The requirement, attached to this year’s National Defense Authorization Act, was inspired by war veteran Kristofer Goldsmith, who says he was removed from service without a proper diagnosis.

Goldsmith deployed to Iraq in 2005, focusing on intelligence reporting from the field. He participated in more than 300 combat missions, and his duties included photographing victims of torture found in a mass grave.

He attempted suicide shortly before a scheduled second deployment, and the Army discharged him for “Misconduct: Serious Offense,” a status that made him ineligible for student aid through the Post 9-11 GI Bill.


(Paula Bronstein/Getty)

The Department of Veterans Affairs diagnosed Goldsmith with post-traumatic-stress disorder two months after his removal.

The defense spending bill would require at least one mental-health expert to sit on military review boards that review discharges. The goal is to prevent the government from unfairly denying access to benefits that troops earn through military service, including VA medical care, disability checks and student aid.

“This will benefit veterans from every generation — past, present and future,” Goldsmith said in a statement on Friday.

Sens.
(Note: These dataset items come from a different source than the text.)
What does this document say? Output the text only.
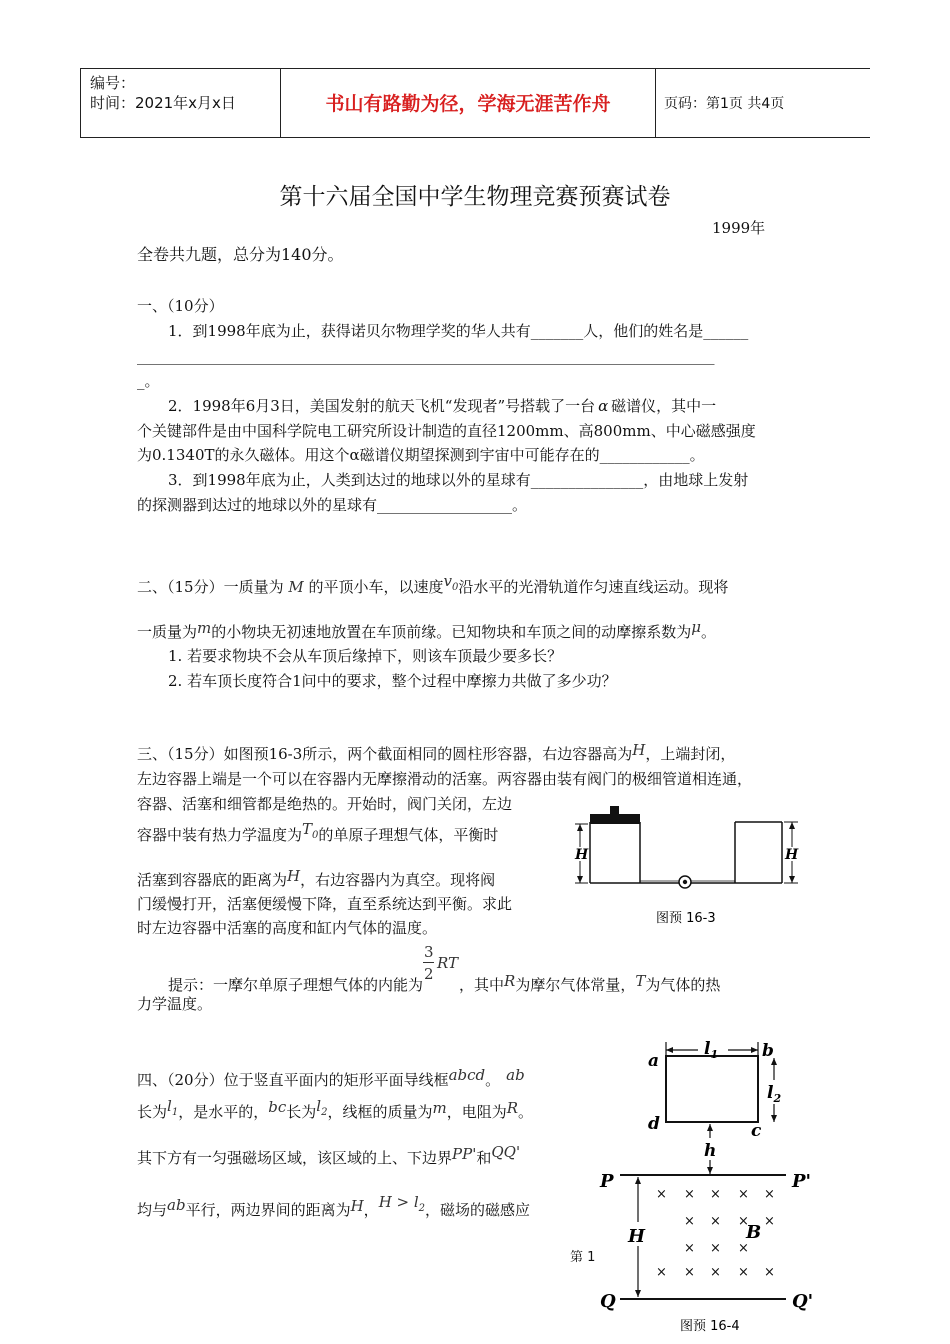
编号：
时间：2021年x月x日	书山有路勤为径，学海无涯苦作舟	页码：第1页 共4页
第十六届全国中学生物理竞赛预赛试卷
1999年
全卷共九题，总分为140分。
一、（10分）
1．到1998年底为止，获得诺贝尔物理学奖的华人共有_______人，他们的姓名是______
_____________________________________________________________________________
_。
2．1998年6月3日，美国发射的航天飞机“发现者”号搭载了一台 α 磁谱仪，其中一
个关键部件是由中国科学院电工研究所设计制造的直径1200mm、高800mm、中心磁感强度
为0.1340T的永久磁体。用这个α磁谱仪期望探测到宇宙中可能存在的____________。
3．到1998年底为止，人类到达过的地球以外的星球有_______________，由地球上发射
的探测器到达过的地球以外的星球有__________________。
二、（15分）一质量为 M 的平顶小车，以速度$v_0$沿水平的光滑轨道作匀速直线运动。现将
一质量为m的小物块无初速地放置在车顶前缘。已知物块和车顶之间的动摩擦系数为μ。
1. 若要求物块不会从车顶后缘掉下，则该车顶最少要多长？
2. 若车顶长度符合1问中的要求，整个过程中摩擦力共做了多少功？
三、（15分）如图预16-3所示，两个截面相同的圆柱形容器，右边容器高为H，上端封闭，
左边容器上端是一个可以在容器内无摩擦滑动的活塞。两容器由装有阀门的极细管道相连通，
容器、活塞和细管都是绝热的。开始时，阀门关闭，左边
容器中装有热力学温度为$T_0$的单原子理想气体，平衡时
活塞到容器底的距离为H，右边容器内为真空。现将阀
门缓慢打开，活塞便缓慢下降，直至系统达到平衡。求此
时左边容器中活塞的高度和缸内气体的温度。
H	H
图预 16-3
提示：一摩尔单原子理想气体的内能为
3
2
RT
，其中R为摩尔气体常量，T为气体的热
力学温度。
四、（20分）位于竖直平面内的矩形平面导线框abcd。 ab
长为$l_1$，是水平的，bc长为$l_2$，线框的质量为m，电阻为R。
其下方有一匀强磁场区域，该区域的上、下边界PP'和QQ'
均与ab平行，两边界间的距离为H，$H > l_2$，磁场的磁感应
第 1
a	b
d	c
$l_1$
$l_2$
h
P	P'
Q	Q'
H	B
× × × × ×
× × × ×
× × ×
× × × × ×
图预 16-4
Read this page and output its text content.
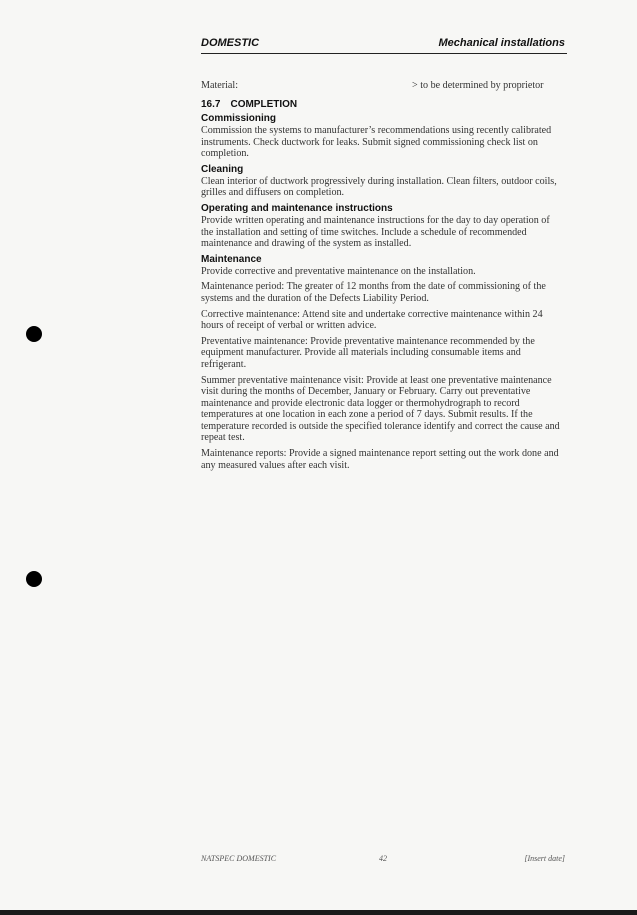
DOMESTIC	Mechanical installations
Material:	> to be determined by proprietor
16.7 COMPLETION
Commissioning

Commission the systems to manufacturer’s recommendations using recently calibrated instruments. Check ductwork for leaks. Submit signed commissioning check list on completion.

Cleaning

Clean interior of ductwork progressively during installation. Clean filters, outdoor coils, grilles and diffusers on completion.

Operating and maintenance instructions

Provide written operating and maintenance instructions for the day to day operation of the installation and setting of time switches. Include a schedule of recommended maintenance and drawing of the system as installed.

Maintenance

Provide corrective and preventative maintenance on the installation.

Maintenance period: The greater of 12 months from the date of commissioning of the systems and the duration of the Defects Liability Period.

Corrective maintenance: Attend site and undertake corrective maintenance within 24 hours of receipt of verbal or written advice.

Preventative maintenance: Provide preventative maintenance recommended by the equipment manufacturer. Provide all materials including consumable items and refrigerant.

Summer preventative maintenance visit: Provide at least one preventative maintenance visit during the months of December, January or February. Carry out preventative maintenance and provide electronic data logger or thermohydrograph to record temperatures at one location in each zone a period of 7 days. Submit results. If the temperature recorded is outside the specified tolerance identify and correct the cause and repeat test.

Maintenance reports: Provide a signed maintenance report setting out the work done and any measured values after each visit.

NATSPEC DOMESTIC	42	[Insert date]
Jon Tester (D-Mont.), Richard Blumenthal (D-Conn.) and Kirsten Gillibrand (D-N.Y.), who represents Goldsmith’s home state, sponsored the discharge provision as a stand-alone bill and pressed to include it in the defense-spending bill.

“We must ensure that the men and women of our military who risk their lives to protect our country receive the care they earned,” Gillibrand said in a statement on Friday.  “Too many of our service members have been discharged as a result of an undiagnosed or improperly diagnosed mental health condition.”

Goldsmith has applied twice to an Army review board to have his status upgraded to honorable discharge, but the panel has denied his appeals both times.  At his last hearing, a physician with no background in mental health was called as an expert witness to review his mental health files.

“Justice is finally within reach for the countless veterans who, like me, have been inappropriately discharged from the military due to improperly or undiagnosed service-related illnesses and injuries,” he said in his statement.

After seven years of treatment from the VA, Goldsmith is recovering from post-traumatic-stress disorder and attending Nassau Community College under the school’s vocational rehabilitation program.